GSW would get the firsts back, prob. more. There would be a lot of details to work out still, and Russell would get a test run first. Maybe Russell works out and Klay doesn’t mind the 3 and Draymond doesn’t mind another boy wonder…
But Wiggins is a good fallback plan. They probably took Russell a bit impulsively, knowing they could recover the asset level.
So the Blazers don’t get anything back?
Why are the Wolves going to a hard cap with a sign and trade for a player like Layman? Surely you can get someone like him on a vet’s minimum and still keep your cap flexibility. I understand giving up the flexibility for a game changer like Durant or Irving or even someone like Russell or Kemba, but Jake Layman just doesn’t make sense in this scenario.
See Luke’s response for MC.
Thank you. I broke one of my cardinal rules. I should have read all the comments first, especially Luke Adams’s because they usually answer your questions before you ask them.
I wish I was younger.

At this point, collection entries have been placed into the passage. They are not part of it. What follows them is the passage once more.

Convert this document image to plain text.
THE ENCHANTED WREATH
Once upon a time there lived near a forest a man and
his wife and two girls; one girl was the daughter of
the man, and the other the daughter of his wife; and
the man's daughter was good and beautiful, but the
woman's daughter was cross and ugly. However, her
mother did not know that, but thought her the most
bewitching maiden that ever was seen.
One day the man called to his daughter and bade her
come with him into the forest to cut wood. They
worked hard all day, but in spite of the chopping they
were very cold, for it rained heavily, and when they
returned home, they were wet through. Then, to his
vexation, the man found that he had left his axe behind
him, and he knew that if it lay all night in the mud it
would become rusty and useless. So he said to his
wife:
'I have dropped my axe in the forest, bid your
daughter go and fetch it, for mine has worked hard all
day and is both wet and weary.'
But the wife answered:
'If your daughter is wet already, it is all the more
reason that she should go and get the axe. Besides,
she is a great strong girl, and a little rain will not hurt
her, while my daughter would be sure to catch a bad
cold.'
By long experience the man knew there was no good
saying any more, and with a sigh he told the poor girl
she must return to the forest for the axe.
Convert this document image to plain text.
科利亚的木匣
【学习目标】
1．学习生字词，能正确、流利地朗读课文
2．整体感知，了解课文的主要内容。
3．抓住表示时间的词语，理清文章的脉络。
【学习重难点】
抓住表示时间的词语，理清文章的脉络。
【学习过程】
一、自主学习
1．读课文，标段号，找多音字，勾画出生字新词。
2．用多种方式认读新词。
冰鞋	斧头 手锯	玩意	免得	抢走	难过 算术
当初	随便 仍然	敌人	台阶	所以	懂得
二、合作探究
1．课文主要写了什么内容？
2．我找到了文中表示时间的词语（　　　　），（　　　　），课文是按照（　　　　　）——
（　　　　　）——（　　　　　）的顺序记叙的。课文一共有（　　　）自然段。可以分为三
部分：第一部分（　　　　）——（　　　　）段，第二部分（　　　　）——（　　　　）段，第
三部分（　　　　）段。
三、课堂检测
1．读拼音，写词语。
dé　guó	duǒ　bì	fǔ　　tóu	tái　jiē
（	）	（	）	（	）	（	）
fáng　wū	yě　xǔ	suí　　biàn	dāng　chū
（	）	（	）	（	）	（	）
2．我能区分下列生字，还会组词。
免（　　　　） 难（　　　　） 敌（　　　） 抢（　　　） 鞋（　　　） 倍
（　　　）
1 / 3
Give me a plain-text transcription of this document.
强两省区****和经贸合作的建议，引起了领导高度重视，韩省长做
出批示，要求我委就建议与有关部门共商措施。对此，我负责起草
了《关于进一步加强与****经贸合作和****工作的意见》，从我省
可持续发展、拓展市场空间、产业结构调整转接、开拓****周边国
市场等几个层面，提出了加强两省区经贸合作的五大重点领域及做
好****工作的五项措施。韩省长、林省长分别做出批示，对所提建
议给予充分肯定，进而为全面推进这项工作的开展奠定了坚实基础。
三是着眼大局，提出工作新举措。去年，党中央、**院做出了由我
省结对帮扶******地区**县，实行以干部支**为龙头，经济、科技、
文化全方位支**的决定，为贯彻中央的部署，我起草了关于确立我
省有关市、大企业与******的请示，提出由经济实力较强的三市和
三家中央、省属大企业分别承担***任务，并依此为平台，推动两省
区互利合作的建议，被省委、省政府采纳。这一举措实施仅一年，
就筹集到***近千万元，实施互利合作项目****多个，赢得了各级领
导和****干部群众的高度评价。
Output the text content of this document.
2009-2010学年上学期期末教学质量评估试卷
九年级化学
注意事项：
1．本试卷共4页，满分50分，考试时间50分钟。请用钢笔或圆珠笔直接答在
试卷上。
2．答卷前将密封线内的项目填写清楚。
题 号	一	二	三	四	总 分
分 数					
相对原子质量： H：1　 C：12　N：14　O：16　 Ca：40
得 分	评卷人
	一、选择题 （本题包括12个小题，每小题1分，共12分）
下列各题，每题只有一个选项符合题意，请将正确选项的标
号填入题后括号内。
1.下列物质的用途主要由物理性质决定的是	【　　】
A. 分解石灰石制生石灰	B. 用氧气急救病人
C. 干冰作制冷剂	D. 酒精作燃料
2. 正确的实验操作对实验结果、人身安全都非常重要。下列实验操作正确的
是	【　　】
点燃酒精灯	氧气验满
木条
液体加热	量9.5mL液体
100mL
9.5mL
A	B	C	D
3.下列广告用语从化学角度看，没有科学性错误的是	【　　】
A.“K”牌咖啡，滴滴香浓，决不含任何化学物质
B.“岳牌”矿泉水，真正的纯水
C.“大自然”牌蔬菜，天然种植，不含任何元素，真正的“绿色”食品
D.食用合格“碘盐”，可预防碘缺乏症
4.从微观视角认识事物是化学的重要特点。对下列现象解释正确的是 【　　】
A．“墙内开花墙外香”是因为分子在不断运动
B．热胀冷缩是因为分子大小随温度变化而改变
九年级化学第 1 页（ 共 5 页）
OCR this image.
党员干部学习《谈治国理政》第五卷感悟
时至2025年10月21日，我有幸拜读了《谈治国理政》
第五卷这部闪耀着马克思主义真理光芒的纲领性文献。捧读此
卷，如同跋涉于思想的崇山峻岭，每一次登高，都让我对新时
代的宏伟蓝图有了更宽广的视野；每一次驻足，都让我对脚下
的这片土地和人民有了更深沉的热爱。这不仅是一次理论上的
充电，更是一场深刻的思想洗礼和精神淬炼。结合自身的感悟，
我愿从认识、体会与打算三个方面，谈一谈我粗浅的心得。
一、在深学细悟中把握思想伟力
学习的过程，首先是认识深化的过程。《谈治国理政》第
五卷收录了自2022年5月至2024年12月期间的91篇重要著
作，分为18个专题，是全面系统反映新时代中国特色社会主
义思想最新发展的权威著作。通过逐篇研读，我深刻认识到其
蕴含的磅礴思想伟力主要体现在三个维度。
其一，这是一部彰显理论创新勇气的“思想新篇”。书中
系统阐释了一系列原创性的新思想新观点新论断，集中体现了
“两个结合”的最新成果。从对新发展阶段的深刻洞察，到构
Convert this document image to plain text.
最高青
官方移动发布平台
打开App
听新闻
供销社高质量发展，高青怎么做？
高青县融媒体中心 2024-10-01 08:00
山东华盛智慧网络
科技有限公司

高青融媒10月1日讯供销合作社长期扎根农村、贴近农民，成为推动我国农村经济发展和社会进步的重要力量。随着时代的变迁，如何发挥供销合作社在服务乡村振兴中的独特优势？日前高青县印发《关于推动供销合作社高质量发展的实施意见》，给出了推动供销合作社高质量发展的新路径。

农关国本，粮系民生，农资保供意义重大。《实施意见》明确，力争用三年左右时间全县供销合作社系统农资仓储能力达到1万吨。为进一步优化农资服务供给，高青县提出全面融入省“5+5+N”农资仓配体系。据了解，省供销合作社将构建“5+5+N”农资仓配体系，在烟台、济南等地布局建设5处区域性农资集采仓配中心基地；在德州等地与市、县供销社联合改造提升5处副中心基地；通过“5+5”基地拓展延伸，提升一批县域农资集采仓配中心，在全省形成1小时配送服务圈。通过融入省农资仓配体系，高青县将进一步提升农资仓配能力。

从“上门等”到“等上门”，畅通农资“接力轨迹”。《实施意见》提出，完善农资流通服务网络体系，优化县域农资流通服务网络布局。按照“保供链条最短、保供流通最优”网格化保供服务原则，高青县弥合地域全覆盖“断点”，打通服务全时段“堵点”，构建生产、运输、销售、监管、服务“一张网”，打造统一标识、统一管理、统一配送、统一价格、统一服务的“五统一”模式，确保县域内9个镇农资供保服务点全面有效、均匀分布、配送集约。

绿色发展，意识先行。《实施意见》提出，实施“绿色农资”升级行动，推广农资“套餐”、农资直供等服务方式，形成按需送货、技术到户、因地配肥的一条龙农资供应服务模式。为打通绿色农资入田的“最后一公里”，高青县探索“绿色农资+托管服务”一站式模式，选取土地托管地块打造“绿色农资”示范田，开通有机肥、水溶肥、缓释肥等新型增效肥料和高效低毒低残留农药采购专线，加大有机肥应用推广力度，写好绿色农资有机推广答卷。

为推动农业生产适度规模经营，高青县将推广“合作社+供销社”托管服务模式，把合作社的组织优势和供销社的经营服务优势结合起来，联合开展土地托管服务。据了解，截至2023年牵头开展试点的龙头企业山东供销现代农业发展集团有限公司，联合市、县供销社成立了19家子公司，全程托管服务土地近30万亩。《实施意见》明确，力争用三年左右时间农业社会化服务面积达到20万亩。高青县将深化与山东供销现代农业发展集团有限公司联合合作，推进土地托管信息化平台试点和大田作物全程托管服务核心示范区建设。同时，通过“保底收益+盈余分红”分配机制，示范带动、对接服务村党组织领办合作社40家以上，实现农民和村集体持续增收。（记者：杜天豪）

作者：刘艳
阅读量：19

If I was, I would change my name to Bojan Dubljevic. I’m probably too old to pull off something like that now, but wow is that a great name to say.
Yo B-Dubs wassup. Would you still be hiflew, thats better, in case a Bogdan Dubljevic signs on.
Greatest part of Bogdon’s draft day was when ESPN had Bojan’s EuroLeague clips playing on stage in the background.
Thank Goodness the T-Wolves were able to retain the draft rights to Henk Norel – he’s just about ready !!